Another embarrassing experience of mine goes back many years ago when I was in college doing a practicum with a very smart class of 7th graders. Every week there were several spelling lessons in which it was my job to lead. As an English Education major, spelling has never been one of my strongest strengths. I can manage on my own but I wouldn't proudly say I'm an expert. Regardless of all this, I can hold my own and was pretty confident in my skills. One day I was up in front of these terrific kids grouping words, writing and talking at the same time like most teachers do. And I kept spelling a couple of words incorrectly. The first time the kids were considerate in their corrections. The second time it became a bit of fodder for the group. But soon I realized I had to make sure I was thinking and writing instead of talking and writing otherwise the mistakes would continue. I tried to turn the situation into a "nobody is perfect" lesson that, to this day, I'm almost certain didn't stick.

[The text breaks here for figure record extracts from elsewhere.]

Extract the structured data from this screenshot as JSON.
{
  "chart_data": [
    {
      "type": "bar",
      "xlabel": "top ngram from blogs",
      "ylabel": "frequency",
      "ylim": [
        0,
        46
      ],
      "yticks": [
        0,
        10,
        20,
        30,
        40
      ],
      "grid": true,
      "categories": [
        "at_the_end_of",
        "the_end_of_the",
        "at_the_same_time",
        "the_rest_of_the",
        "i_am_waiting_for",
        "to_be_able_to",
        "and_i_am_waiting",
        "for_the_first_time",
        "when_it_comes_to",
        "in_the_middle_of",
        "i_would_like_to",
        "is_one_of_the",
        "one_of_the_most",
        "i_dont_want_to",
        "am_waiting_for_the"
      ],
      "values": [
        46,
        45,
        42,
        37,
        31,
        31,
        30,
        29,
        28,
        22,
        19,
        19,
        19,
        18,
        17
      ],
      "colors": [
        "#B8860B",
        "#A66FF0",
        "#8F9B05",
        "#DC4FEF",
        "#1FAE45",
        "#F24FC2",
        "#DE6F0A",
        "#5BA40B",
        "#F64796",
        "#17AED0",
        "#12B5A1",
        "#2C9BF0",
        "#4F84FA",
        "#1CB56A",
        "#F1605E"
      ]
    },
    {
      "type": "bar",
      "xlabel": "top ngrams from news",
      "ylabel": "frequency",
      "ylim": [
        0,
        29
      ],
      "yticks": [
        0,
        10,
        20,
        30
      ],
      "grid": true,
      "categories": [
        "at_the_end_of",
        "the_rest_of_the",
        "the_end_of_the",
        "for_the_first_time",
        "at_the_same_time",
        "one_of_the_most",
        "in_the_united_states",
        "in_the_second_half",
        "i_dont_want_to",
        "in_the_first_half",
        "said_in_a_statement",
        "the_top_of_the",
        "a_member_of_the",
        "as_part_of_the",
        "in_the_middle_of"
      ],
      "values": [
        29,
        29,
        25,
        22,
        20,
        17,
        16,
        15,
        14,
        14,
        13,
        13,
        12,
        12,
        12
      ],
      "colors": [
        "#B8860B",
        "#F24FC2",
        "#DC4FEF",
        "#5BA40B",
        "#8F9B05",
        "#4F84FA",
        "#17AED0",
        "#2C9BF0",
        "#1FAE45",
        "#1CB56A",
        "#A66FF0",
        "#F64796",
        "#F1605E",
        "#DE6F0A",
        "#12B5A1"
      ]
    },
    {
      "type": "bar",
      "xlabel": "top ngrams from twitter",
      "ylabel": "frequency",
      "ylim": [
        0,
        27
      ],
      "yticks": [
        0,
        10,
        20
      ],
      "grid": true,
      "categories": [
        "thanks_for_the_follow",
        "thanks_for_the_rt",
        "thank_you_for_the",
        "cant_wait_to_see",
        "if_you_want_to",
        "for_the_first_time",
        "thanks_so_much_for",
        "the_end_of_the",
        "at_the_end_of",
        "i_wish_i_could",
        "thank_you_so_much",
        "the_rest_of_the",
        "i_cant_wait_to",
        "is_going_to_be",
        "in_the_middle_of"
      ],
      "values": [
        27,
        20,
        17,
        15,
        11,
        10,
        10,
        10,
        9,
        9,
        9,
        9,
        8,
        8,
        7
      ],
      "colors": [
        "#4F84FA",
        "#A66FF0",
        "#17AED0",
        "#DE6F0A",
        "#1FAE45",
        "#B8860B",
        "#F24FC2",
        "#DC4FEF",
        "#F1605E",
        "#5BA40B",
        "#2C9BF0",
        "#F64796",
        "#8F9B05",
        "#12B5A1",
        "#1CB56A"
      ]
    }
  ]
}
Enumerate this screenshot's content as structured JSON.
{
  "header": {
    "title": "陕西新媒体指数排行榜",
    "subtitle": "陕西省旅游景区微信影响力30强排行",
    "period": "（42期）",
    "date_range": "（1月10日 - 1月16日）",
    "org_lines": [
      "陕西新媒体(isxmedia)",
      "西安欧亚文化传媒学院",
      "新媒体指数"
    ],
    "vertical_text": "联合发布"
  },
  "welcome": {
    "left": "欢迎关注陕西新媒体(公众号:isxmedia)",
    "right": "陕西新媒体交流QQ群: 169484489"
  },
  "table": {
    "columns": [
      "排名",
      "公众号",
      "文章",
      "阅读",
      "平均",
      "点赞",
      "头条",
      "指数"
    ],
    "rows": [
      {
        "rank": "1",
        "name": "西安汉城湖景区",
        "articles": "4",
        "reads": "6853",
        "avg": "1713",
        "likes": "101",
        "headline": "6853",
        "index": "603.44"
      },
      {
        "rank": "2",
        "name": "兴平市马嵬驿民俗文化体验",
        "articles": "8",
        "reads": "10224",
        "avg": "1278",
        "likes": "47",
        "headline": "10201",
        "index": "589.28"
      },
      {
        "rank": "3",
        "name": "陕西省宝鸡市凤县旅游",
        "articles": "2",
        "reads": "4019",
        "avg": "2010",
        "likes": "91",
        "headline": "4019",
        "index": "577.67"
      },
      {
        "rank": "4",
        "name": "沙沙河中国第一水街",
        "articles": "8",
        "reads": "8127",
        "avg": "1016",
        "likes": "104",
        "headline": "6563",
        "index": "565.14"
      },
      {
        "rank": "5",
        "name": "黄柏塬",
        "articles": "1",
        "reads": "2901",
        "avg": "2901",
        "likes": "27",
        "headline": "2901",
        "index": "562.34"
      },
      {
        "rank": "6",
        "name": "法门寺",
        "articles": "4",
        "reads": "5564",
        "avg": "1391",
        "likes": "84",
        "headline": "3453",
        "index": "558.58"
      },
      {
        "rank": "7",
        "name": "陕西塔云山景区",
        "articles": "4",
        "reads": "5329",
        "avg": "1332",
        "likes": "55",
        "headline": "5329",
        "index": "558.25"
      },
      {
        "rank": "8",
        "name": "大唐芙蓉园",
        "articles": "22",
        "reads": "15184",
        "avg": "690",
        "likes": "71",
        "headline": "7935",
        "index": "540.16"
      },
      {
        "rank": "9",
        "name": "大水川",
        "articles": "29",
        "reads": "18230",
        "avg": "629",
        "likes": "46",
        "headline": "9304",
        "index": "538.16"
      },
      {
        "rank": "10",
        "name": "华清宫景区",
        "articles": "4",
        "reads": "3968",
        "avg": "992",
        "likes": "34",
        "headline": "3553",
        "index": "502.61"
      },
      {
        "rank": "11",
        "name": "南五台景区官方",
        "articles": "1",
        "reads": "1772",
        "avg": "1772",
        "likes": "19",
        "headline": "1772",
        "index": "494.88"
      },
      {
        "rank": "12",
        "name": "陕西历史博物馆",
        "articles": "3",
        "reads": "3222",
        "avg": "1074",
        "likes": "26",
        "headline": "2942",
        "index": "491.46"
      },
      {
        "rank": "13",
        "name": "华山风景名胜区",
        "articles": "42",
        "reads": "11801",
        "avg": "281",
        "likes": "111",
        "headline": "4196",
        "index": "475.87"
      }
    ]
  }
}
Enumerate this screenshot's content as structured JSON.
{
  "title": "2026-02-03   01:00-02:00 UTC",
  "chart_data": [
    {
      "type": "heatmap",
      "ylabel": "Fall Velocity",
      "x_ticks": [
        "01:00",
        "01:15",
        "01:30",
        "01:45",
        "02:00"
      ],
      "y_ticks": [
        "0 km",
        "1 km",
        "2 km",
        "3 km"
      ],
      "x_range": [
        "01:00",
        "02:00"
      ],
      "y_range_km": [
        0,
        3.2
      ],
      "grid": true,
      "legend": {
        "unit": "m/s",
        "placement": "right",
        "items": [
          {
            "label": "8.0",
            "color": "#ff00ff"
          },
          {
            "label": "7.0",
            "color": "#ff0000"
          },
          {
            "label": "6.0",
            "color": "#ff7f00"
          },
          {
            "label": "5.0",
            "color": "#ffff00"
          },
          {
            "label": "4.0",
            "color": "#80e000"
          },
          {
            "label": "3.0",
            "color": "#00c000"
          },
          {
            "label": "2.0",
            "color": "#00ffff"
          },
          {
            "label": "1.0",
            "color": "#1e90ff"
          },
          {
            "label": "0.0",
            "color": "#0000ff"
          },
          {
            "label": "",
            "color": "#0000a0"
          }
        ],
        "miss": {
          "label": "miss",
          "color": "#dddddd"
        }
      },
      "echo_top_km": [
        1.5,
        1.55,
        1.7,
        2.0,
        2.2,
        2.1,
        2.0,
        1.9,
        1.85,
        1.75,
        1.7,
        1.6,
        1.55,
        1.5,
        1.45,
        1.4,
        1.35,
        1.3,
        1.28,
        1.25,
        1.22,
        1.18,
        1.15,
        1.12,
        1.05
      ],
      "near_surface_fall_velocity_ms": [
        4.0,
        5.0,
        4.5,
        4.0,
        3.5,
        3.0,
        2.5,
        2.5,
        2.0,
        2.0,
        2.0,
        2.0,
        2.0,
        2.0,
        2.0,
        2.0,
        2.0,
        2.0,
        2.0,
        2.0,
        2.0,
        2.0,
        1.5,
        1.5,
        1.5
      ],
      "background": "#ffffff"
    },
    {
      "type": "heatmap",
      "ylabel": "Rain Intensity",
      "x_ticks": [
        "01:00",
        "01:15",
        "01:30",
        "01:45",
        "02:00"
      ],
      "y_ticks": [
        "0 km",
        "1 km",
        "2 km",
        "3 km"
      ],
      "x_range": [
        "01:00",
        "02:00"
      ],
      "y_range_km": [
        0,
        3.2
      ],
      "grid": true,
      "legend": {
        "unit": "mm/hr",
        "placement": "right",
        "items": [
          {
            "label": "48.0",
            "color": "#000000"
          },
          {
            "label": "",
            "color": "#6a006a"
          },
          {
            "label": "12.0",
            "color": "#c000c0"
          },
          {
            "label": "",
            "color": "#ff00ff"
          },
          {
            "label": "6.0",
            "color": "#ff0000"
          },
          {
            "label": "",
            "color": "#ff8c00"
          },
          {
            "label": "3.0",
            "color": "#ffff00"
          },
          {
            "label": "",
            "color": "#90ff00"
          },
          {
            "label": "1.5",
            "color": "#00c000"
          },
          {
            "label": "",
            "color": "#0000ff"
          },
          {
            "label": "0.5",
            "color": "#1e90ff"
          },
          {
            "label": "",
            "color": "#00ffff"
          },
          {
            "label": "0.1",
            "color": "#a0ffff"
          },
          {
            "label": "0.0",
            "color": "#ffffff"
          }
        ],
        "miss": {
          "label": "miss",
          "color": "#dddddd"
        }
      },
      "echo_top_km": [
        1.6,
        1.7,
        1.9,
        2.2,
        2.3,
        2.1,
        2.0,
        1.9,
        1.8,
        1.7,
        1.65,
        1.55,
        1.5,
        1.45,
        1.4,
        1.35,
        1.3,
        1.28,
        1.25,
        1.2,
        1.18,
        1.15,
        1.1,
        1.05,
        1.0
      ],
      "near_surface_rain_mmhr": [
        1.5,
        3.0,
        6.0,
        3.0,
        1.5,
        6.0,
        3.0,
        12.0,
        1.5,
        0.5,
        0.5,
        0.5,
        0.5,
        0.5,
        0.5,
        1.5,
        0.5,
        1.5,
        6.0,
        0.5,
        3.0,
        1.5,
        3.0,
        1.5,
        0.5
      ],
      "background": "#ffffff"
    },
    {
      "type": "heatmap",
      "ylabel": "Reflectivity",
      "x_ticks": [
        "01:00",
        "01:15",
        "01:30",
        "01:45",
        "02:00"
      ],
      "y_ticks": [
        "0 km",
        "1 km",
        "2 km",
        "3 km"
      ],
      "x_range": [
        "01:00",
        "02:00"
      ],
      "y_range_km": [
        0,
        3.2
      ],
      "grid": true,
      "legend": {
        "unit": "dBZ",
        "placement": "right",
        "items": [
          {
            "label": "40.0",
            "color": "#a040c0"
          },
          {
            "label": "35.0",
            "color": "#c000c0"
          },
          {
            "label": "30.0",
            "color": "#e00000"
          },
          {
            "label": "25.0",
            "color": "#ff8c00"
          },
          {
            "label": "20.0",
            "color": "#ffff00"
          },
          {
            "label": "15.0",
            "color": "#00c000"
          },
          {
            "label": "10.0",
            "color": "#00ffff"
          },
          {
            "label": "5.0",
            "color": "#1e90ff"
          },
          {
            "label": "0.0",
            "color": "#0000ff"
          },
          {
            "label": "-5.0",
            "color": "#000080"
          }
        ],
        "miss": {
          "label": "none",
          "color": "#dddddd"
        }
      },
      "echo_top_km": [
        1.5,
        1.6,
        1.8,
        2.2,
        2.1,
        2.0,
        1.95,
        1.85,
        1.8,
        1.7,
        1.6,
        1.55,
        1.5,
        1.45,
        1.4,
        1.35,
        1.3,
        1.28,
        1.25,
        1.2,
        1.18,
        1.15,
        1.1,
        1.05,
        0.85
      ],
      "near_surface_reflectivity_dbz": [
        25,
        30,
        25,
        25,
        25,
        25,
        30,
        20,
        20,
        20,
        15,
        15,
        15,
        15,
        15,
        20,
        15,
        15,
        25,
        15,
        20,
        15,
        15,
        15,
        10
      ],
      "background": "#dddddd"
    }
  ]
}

Luckily, my cooperating teacher sitting in the back of the classroom observing was intelligent, gracious, and had a sense of humor. She understood that mistakes are alright, part of the learning process, and, that being vulnerable and honest with your students creates a classroom culture of trust, collaboration, and synergy. A teacher of another persuasion may have viewed my missteps as a lack of intelligence, knowledge, preparation, or inability to be an effective English teacher. Luckily, I was working with the former and not the latter.
I read a post on a blog this morning that resonated with me (and that gift of a cup many years ago). It is what spurred this post. Chandra addresses the act of correcting another person's language mistakes all the while examining the interestingly complex world of linguistics and literacy privilege. It's worth taking the time to read. Literacy Privilege: How I Learned to Check Mine Instead of Making Fun of People's Grammar on the Internet.
Because of my field of study, oftentimes when someone points out my language (or literature) mistake they will follow it up with a comment referencing me being an English teacher (ie "But you're an English teacher!"). This has always caused me to cringe, because the premise behind that type of comment is that an English teacher should never make an English-related mistake. That is like saying people in every profession should be expected to be perfect: a mathematician will always compute a formula perfectly, a physician always makes the correct diagnosis the first time, a scientist is always accurate in enacting impeccable experiments, and an actress always remembers her line in order to give a flawless performance on the first take. We all know none of that is true. Flawlessness is basically nonexistent.